Rainer, G., & Logothetis, N. (2002). Effects of visual experience, contrast and color on neural responses in area V4 to natural images. Poster presented at 32nd Annual Meeting of the Society for Neuroscience (Neuroscience 2002), Orlando, FL, USA. Retrieved from http://www.sfn.org/absarchive/.


Cite as: https://hdl.handle.net/11858/00-001M-0000-0013-DE81-5
Abstract
We have previously reported experience-dependent changes in V4 neural activity to natural images using a noise-interpolation paradigm (Rainer Logothetis, Soc Neuro Abstr 27: 399.1, 2001). To gain further insight into how responses of single V4 neurons are modified by experience, we examined activity to familiar and novel full color natural images as a function of contrast and color composition.
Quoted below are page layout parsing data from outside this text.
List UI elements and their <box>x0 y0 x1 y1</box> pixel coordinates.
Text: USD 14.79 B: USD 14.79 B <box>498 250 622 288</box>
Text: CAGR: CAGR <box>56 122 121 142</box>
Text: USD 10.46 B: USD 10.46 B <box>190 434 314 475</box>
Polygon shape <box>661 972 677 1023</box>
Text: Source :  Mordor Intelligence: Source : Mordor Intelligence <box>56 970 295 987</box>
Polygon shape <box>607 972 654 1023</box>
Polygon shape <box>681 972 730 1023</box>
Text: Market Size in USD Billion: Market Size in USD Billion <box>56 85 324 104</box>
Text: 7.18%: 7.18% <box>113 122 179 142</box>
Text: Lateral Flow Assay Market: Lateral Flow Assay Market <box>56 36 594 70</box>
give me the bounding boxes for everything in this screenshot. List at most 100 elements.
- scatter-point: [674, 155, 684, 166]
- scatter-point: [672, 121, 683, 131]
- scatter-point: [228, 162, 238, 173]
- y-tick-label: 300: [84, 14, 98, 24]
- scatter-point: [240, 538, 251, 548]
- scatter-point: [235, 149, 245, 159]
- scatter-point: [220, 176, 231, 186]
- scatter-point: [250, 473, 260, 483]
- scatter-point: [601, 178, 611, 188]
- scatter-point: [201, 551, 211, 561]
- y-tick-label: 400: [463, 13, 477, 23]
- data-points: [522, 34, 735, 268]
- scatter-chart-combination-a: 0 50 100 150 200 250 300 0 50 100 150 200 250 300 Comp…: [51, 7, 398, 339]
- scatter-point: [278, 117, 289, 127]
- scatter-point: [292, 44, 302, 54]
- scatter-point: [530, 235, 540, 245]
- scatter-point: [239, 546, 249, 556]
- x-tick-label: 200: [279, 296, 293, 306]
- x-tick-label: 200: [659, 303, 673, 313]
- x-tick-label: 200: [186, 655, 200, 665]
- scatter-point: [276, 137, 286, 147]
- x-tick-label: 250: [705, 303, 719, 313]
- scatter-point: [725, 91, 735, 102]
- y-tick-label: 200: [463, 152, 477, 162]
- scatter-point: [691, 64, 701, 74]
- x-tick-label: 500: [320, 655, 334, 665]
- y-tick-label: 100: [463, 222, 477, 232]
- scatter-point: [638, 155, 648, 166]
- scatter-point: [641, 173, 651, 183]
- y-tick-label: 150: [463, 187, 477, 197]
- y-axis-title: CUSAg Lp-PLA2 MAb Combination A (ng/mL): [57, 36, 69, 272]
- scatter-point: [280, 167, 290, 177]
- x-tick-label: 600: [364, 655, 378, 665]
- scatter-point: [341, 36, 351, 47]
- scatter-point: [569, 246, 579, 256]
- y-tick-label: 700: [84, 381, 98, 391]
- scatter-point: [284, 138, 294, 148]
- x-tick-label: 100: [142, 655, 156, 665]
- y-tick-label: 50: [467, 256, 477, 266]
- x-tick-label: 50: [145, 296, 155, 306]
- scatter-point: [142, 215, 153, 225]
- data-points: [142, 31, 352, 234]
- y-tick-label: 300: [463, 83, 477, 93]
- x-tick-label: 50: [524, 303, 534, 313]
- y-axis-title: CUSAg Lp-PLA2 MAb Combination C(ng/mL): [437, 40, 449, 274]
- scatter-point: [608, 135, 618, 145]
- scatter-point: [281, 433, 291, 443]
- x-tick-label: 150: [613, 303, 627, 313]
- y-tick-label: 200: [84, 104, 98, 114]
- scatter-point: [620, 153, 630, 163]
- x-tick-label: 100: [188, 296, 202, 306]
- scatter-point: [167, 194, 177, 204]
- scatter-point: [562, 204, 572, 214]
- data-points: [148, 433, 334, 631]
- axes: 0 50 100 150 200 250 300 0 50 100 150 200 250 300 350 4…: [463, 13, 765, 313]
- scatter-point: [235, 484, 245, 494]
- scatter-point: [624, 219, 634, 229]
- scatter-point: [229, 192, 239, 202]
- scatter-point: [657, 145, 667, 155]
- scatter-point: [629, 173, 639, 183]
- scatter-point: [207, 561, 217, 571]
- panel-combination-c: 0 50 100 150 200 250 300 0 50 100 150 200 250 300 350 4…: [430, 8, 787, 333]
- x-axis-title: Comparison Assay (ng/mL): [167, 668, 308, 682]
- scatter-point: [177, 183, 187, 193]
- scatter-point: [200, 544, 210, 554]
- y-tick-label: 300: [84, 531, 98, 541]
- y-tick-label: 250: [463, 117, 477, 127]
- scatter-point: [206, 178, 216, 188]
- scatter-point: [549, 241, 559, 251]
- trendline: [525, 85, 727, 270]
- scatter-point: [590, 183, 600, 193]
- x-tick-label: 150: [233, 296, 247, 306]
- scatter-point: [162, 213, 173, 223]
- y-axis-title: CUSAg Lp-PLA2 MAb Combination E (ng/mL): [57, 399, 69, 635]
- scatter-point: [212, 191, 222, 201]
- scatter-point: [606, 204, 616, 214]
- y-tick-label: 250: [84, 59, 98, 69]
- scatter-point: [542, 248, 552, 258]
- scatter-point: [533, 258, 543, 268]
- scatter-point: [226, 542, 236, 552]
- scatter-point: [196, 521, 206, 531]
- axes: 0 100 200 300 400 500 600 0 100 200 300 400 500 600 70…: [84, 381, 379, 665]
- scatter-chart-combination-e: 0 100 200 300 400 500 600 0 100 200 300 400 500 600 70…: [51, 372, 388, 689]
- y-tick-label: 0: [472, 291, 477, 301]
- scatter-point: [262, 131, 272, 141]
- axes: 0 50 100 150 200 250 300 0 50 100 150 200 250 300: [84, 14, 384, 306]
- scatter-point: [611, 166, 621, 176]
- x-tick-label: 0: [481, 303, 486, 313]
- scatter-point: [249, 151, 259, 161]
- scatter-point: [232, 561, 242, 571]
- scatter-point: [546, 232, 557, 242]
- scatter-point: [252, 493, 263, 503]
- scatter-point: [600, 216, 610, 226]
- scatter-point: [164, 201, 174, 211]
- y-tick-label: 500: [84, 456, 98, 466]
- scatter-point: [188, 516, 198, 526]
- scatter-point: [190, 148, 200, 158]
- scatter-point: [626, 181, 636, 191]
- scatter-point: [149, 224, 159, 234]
For contrast variation, neural responses were assessed during performance of a delayed-matching-to-sample task with samples presented at different contrast levels (full, 75, 50, 25, 10, 5). In addition, responses to natural images and the luminance and chrominance components of these images alone were collected during fixation. All images were 10°×10° in size and presented at the center of gaze for a period of 300ms. We have preliminary data from 91 V4 neurons. Both contrast and color data from V4 neurons showed systematic variation as a function of stimulus familiarity. At full contrast, familiarity was reflected in reduced average population activity during the sustained portion of the visual response (from about 150ms after sample onset onwards). This difference was specific to full contrast stimuli and disappeared with decreasing contrast, because average activity to novel images decreased while activity to familiar objects slightly increased. The experiment with colored images revealed an interaction between familiarity and luminance/chrominance during the sustained visual response. Together, these studies shed further light on experience-dependent neural activity changes in the cortex of awake behaving primates.